Por P. Fernando Pascual
Hay diversos modos de hacer filosofía. En muchos de ellos se encuentran dos ingredientes que le dan un matiz característico.
El primero, quizá el más importante, consiste en el radicalismo de las preguntas y de las discusiones. El segundo, también de gran relieve, lleva a filosofar con otros.
El radicalismo de las preguntas obliga a muchos filósofos a un descontento y una búsqueda continua. No basta con responder a las preguntas básicas. Hay que justificar cada respuesta y “defenderla” ante nuevas preguntas.
Así, al preguntarnos, con Leibniz y con Heidegger, por qué existe el ser, por qué hay cosas, en vez de encontrarnos con la nada, no basta con responder de un modo o de otro: cada respuesta es vulnerable a nuevas preguntas.
Preguntar no significa cuestionarlo todo por el gusto de poner en dificultades cualquier propuesta.

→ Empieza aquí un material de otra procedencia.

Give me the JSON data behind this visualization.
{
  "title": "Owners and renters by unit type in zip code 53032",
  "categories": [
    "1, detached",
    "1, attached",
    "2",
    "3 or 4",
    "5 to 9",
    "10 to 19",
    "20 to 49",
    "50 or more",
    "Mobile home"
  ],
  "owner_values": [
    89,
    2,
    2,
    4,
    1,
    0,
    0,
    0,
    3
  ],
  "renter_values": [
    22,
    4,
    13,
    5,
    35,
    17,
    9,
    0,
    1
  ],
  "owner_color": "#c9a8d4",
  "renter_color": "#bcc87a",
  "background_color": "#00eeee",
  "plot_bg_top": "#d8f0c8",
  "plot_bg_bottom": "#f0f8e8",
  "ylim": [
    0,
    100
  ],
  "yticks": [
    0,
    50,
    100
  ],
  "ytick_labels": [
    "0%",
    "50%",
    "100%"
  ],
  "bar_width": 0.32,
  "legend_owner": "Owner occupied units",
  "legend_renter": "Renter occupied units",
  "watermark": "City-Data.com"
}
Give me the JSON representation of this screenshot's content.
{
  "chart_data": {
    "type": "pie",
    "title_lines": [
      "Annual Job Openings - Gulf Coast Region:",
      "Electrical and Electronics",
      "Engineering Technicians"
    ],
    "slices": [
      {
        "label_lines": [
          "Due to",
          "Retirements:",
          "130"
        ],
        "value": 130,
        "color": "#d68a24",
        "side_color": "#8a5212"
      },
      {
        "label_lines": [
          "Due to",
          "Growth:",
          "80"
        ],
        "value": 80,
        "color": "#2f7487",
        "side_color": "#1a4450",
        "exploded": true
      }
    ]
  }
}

Ya Platón había notado el peligro de enseñar el arte de las discusiones filosóficas (dialéctica) a quien lo usa simplemente como juego para poner a otros en dificultades.
En cambio, preguntar correctamente, como filósofos bien orientados, implica reconocer que la realidad es mucho más grande que la mayoría de explicaciones que podamos dar sobre la misma, y que esas explicaciones están siempre sometidas a nuevos cuestionamientos.
El radicalismo de las preguntas y las discusiones desemboca, naturalmente, en el segundo ingrediente del filosofar humano: hacerlo en diálogo con otros.
Es cierto que muchas veces el filósofo profesional, o ese filósofo interior que nos caracteriza a todos, reflexiona y discute consigo mismo, en una especie de diálogo interior que ya había sido ilustrado por Platón.
Pero ese diálogo interior es, en buena parte, un reflejo de tantos diálogos exteriores, de tantas discusiones junto a otros, cuando nos cuestionamos si el mundo tenga sentido, si exista un Dios que garantice el triunfo del bien, si nuestras almas sean eternas, si lo justo valga para todos.
La casi totalidad de preguntas que afronta la filosofía surgen precisamente en ese encuentro cotidiano con otros, sobre todo cuando descubrimos perspectivas diferentes que no pueden ser simultáneamente verdaderas, y cuando queremos, seriamente, emprender un camino que nos acerque a cada uno de los interlocutores hacia una mejor comprensión de las cosas.
En ese sentido, conserva una sorprendente actualidad ese verbo griego que, según parece, habría inventado Aristóteles, y que se explica desde sus largos años en la Academia de Platón: “symphilosophein”, es decir, filosofar con otros, en compañía.
El filosofar con otros, desde luego, exige una disciplina, un esfuerzo para expresar de la mejor manera posible las propias ideas, y para comprender en su sentido más preciso lo que proponen nuestros interlocutores.
En un mundo donde abundan teorías y propuestas, algunas muy diferentes o incluso contrapuestas, un sano ejercicio de la filosofía ayudará no poco a mejorar nuestra comprensión acerca del mundo en que vivimos.
Ello será posible si mantenemos esa dimensión de búsqueda, a través de preguntas que han caracterizado a la filosofía de casi todos los autores; y si las formulamos en compañía, con quienes anhelan, como nosotros, encontrar buenas respuestas a los interrogantes que más nos interpelan como seres humanos.